Greetings Women’s Network Members:

Plenty of opportunities continue to evolve in Women’s Network with applications recently closing for ATHENA and ATHENA Young Professional, and now being accepted for the Carrie D. Francke Memorial Scholarship, the Debin Benish Outstanding Businesswoman Award, as well as the 2018-2019 Leadership Roles for Committee Co-Chairs, Steering and Officers. All of these remind me of the outstanding women who have held leadership roles, past, present and will do so in the future continuing to make our organization strong. Chambers and other programs throughout the country look at our organization as a model on how to successfully network and together lift one another up in the common cause of personal and professional growth.

As we plan for our future I couldn’t help but think of those leaders who had the vision to step up and create our organization, and the countless number of women they have cleared a path for along their way, just two of them being Carrie Franke and Debin Benish. I was not lucky enough to know Carrie, other than to witness headlines of her early career in public service, but Debin Benish was one of the first female business leaders I was introduced to as I was beginning my career in Columbia. She mastered her male-dominated trade, owning and operating her local Computer IT Firm. Finding myself in a career where I was the only female in my office and working with contractors who were my senior, I was thankful for the time I could spend with her. She was a thoughtful teacher with a joyful disposition (her laugh was contagious), she would cut away to important phone calls as we visited and I would witness her as a tough negotiator and empathetic leader in those moments. I quickly identified her as not only a strong female role model but a strong role model period. Although she was taken from her family and community too soon, I will never forget her kindness and generosity to a young woman in the beginning stage of her career.

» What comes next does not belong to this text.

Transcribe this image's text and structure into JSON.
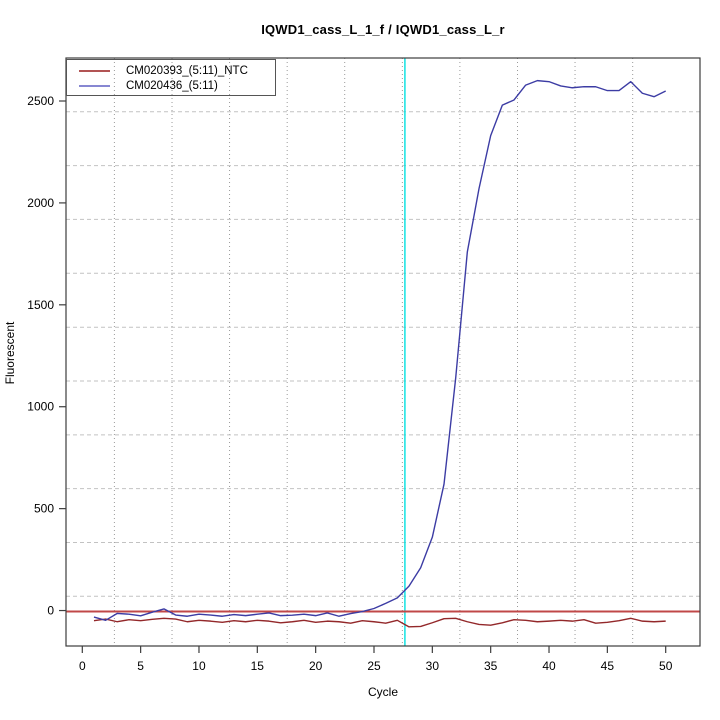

I found Debin, as well as other women I admired at an early age, on my mind a lot this month. Maybe it was sitting through the Women’s Network Mentoring Committee’s feedback sessions, where the committee takes great time and effort to match mentees with mentors who will not only help them accomplish their goals through the program, but who will also leave lasting impressions on them as Debin and many others have done for me.

I also was provided a bit of a second chance this month with an extraordinary person I admire. I first met her when I was attending the University of Missouri but I didn’t take the time to really get to know her, so when an opportunity arose that I could sit down and talk to her last month I was smart enough to recognize it as a gift. An outstanding woman with many “firsts” on her list for women in our community, university and country! She literally shattered glass ceilings through her career, not afraid to step up and challenge injustice, and making the way easier for those who would follow, and at 77 years old, she is still doing it today. We visited about many things, one being the female advantage to leadership. Interestingly, as accomplished as she is today, she felt that the “balancing act” we all are taught to strive for never got easier; but optimistically, she also felt it led to much of her success. She recounted how home life was an asset, and family development and organization development have similar cycles, which allow women to have a different approach on leading. According to the book “The Female Advantage: Women’s Way of Leadership” by Sally Helgesen, women are far more likely to lead through a networked web, to nurture and to respect co-workers and subordinates as whole people. More unafraid to “do the right thing” and to address societal or business wrongs forthrightly, even at some personal peril. In fact, many corporate cultures are now stressing the importance of leading with empathy to our male counterparts.

In conclusion, this month I encourage you to reach out to those you admire, successful leaders are more approachable then you would ever imagine, and eager to share information and their networks. Next, look in the mirror, that intelligent person looking at you is a mentor. Whether you are young or “seasoned,” in the beginning of your career or at the top, you are making an impact on others. So take time to share your gifts and make everyday positive in your own lives as well as others.